We look forward to others following suit – and ultimately perhaps having ‘clear staff name and role identification on their person’ added to the WHO surgical safety checklist.

Perhaps some may consider – ‘Why weren’t we doing this before?’ and also ‘What else should we have been doing which we weren’t already?’

There is so much more which could be optimised for patient safety to improve:

Standardise drug ampoules appearance removing look-a-like drugs

Standardisation of the Hospital Emergency Number

Valved IV fluid bags

Central Line Air Emboli

Distinct Antiseptic Solutions

Bag Valve Masks with fixed Expiratory Valves as standard

Recall of hazardous oxygen cylinders

End tidal oxygen and capnography monitoring at all advanced airway management locations

These are just some of the projects we’re working on – there are many more initiatives in this project list attached (see here).

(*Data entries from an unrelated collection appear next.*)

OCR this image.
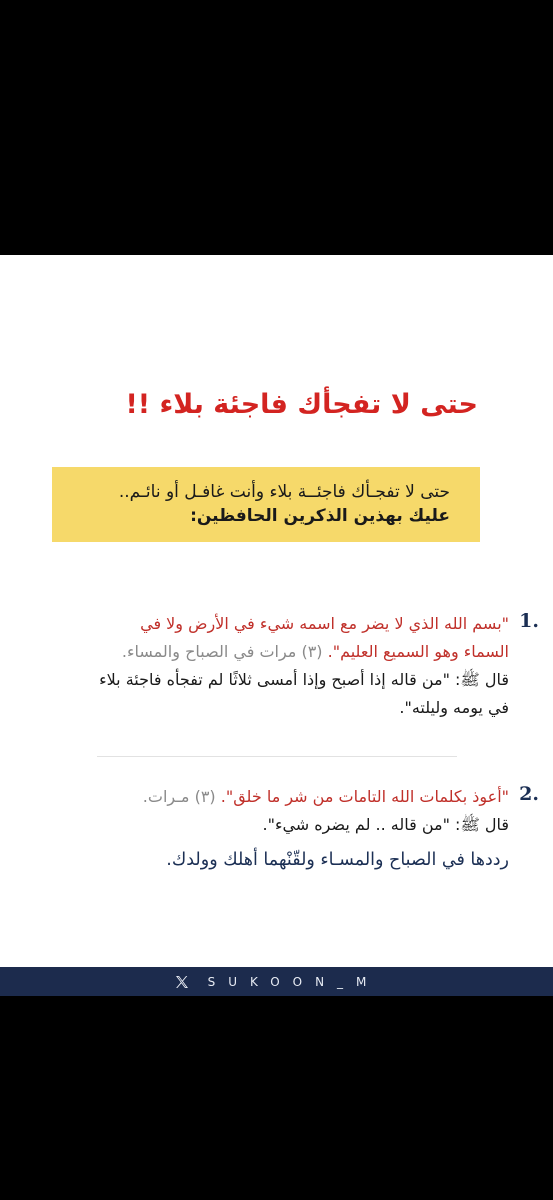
حتى لا تفجأك فاجئة بلاء !!
حتى لا تفجـأك فاجئــة بلاء وأنت غافـل أو نائـم..
عليك بهذين الذكرين الحافظين:
1.
"بسم الله الذي لا يضر مع اسمه شيء في الأرض ولا في
السماء وهو السميع العليم". (٣) مرات في الصباح والمساء.
قال ﷺ: "من قاله إذا أصبح وإذا أمسى ثلاثًا لم تفجأه فاجئة بلاء
في يومه وليلته".
2.
"أعوذ بكلمات الله التامات من شر ما خلق". (٣) مـرات.
قال ﷺ: "من قاله .. لم يضره شيء".
رددها في الصباح والمسـاء ولقّنْهما أهلك وولدك.
SUKOON_M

Further this link is by no means exhaustive – we’re well aware there will be many more hazards on the front line which we haven’t even recognised yet.

It’s unfortunate that at present we are having to lobby to remove obvious unnecessary front line hazards, yet this is where healthcare currently stands.

As we deliver on each of these projects at the same time we’ll be developing new frameworks for change. Through networked collaboration and radical transparency focussed on optimising our work environments we will see patient safety improve.

 

While some choose to deny the magnitude of the medical error problem perhaps it would be better to convert this energy to help deliver change and improvement.

 

“All men make mistakes, but a good man yields when he knows his course is wrong, and repairs the evil. The only crime is pride.”— Sophocles, Antigone.